Hugh Lindsay

Personal information
- Full name: Hugh Murray Lindsay
- Date of birth: 23 August 1938 (age 87)
- Place of birth: Ickenham, England
- Position: Inside forward

Youth career
- London University
- Wealdstone

Senior career*
- Years: Team / Apps / (Gls)
- 19??–1962: Kingstonian
- 1960–1965: Southampton / 2 / (0)
- 1962–1970: Wealdstone
- 1970–1973: Hampton

International career
- c.1960: England amateur
- 1960: Great Britain / 3 / (0)

Managerial career
- Polytechnic

= Hugh Lindsay (footballer) =

English footballer (born 1938)

Hugh Murray Lindsay (born 23 August 1938) is an English former amateur footballer who played as an inside-forward for Great Britain in the 1960 Summer Olympics held in Rome, as well as making two Football League appearances for Southampton in 1961, making him the last amateur player to play for Southampton.

==Football career==
Lindsay was born in Ickenham in west London and attended St Clement Danes Grammar School before attending the University of London and then training as a teacher.

He played his club football firstly with Wealdstone before joining Kingstonian. Whilst with Kingstonian, he continued his teacher training and after having been selected for the England amateur team, was picked for the Great Britain team for the 1960 Summer Olympics. Before the start of the Olympic tournament, he was signed by Southampton of the Football League Second Division on amateur terms in July 1960.

In the Olympics, Lindsay played in all three group stage matches in which Great Britain lost 4–3 to Brazil, drew 2–2 with hosts Italy and defeated Republic of China 3–2, finishing third in the group and were thus eliminated.

Although Lindsay had signed with Southampton in the summer of 1960, his teaching training commitments prevented him from playing for any of the "Saints" teams on a regular basis; furthermore, on most Saturdays he was required to turn out for Kingstonian. Although manager Ted Bates tried his hardest to persuade him to sign as a professional, he preferred to concentrate on his profession as a teacher. Lindsay had made one appearance for the reserves in March 1961, when he scored against Norwich City, before Bates called him into the first team in place of the injured Tommy Mulgrew for a match against Leyton Orient on 3 April. In this match, Bates' tactics were rather unusual, playing winger Terry Paine at centre-forward; as a result the Saints' forward line looked "rather bewildered" and they were lucky to gain a 1–1 draw (with the equaliser coming from a "fluky" free-kick from Tommy Traynor), although match reports show that Lindsay had the "best shot" of the game.
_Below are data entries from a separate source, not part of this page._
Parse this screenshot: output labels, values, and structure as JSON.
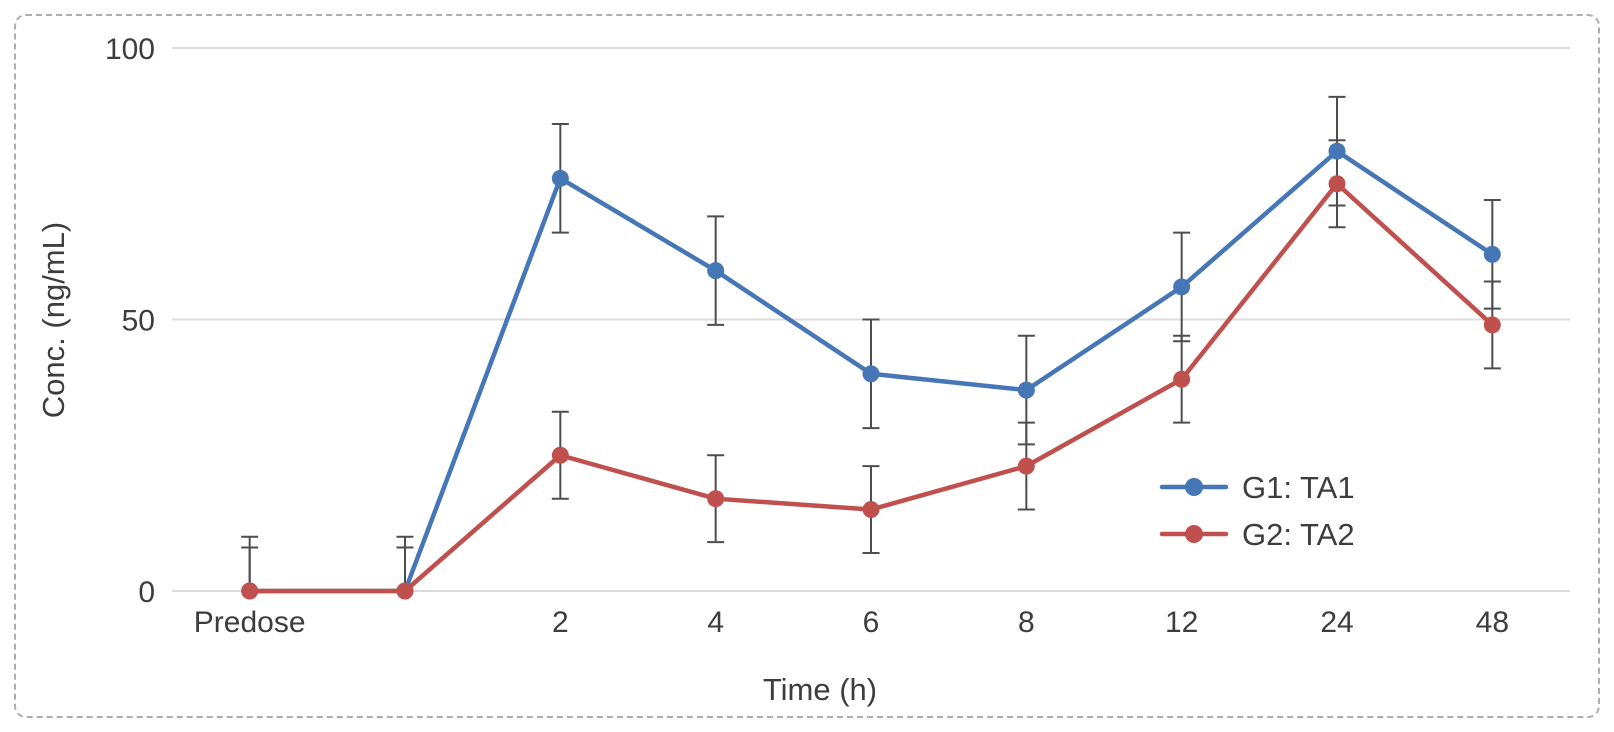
{
  "figure": {
    "background": "#ffffff",
    "border_color": "#adadad"
  },
  "chart_data": {
    "type": "line",
    "categories": [
      "Predose",
      "",
      "2",
      "4",
      "6",
      "8",
      "12",
      "24",
      "48"
    ],
    "series": [
      {
        "name": "G1: TA1",
        "color": "#4576b5",
        "values": [
          0,
          0,
          76,
          59,
          40,
          37,
          56,
          81,
          62
        ],
        "errors": [
          10,
          10,
          10,
          10,
          10,
          10,
          10,
          10,
          10
        ]
      },
      {
        "name": "G2: TA2",
        "color": "#c0504d",
        "values": [
          0,
          0,
          25,
          17,
          15,
          23,
          39,
          75,
          49
        ],
        "errors": [
          8,
          8,
          8,
          8,
          8,
          8,
          8,
          8,
          8
        ]
      }
    ],
    "title": "",
    "xlabel": "Time (h)",
    "ylabel": "Conc. (ng/mL)",
    "yticks": [
      0,
      50,
      100
    ],
    "ylim": [
      0,
      100
    ],
    "grid": "horizontal",
    "legend_position": "inside-right",
    "marker": "circle",
    "error_bars": true,
    "error_bar_color": "#4d4d4d",
    "gridline_color": "#dcdcdc",
    "text_color": "#3d3d3d"
  }
}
Lindsay retained his place for the next match, a 1–0 defeat to Stoke City before Brian Clifton took over the No. 10 shirt.

Lindsay continued to make occasional appearances for the reserves, with six appearances (four goals) in 1961–62 and three the following year, before disappearing from the league scene, although Southampton retained his Football League registration until 1965.

Being an amateur, Lindsay was able to continue to play for Kingstonians, before returning to Wealdstone in 1962. He remained there for eight years, before joining Hampton in 1970.

After three years with Hampton, he returned to Kingstonian as a coach, before becoming assistant manager at Hampton. He was later the manager of Polytechnic F.C. of the Southern Amateur League.

He became a lecturer at the Richmond upon Thames College and kept fit by turning out for Lensbury veterans on Sundays.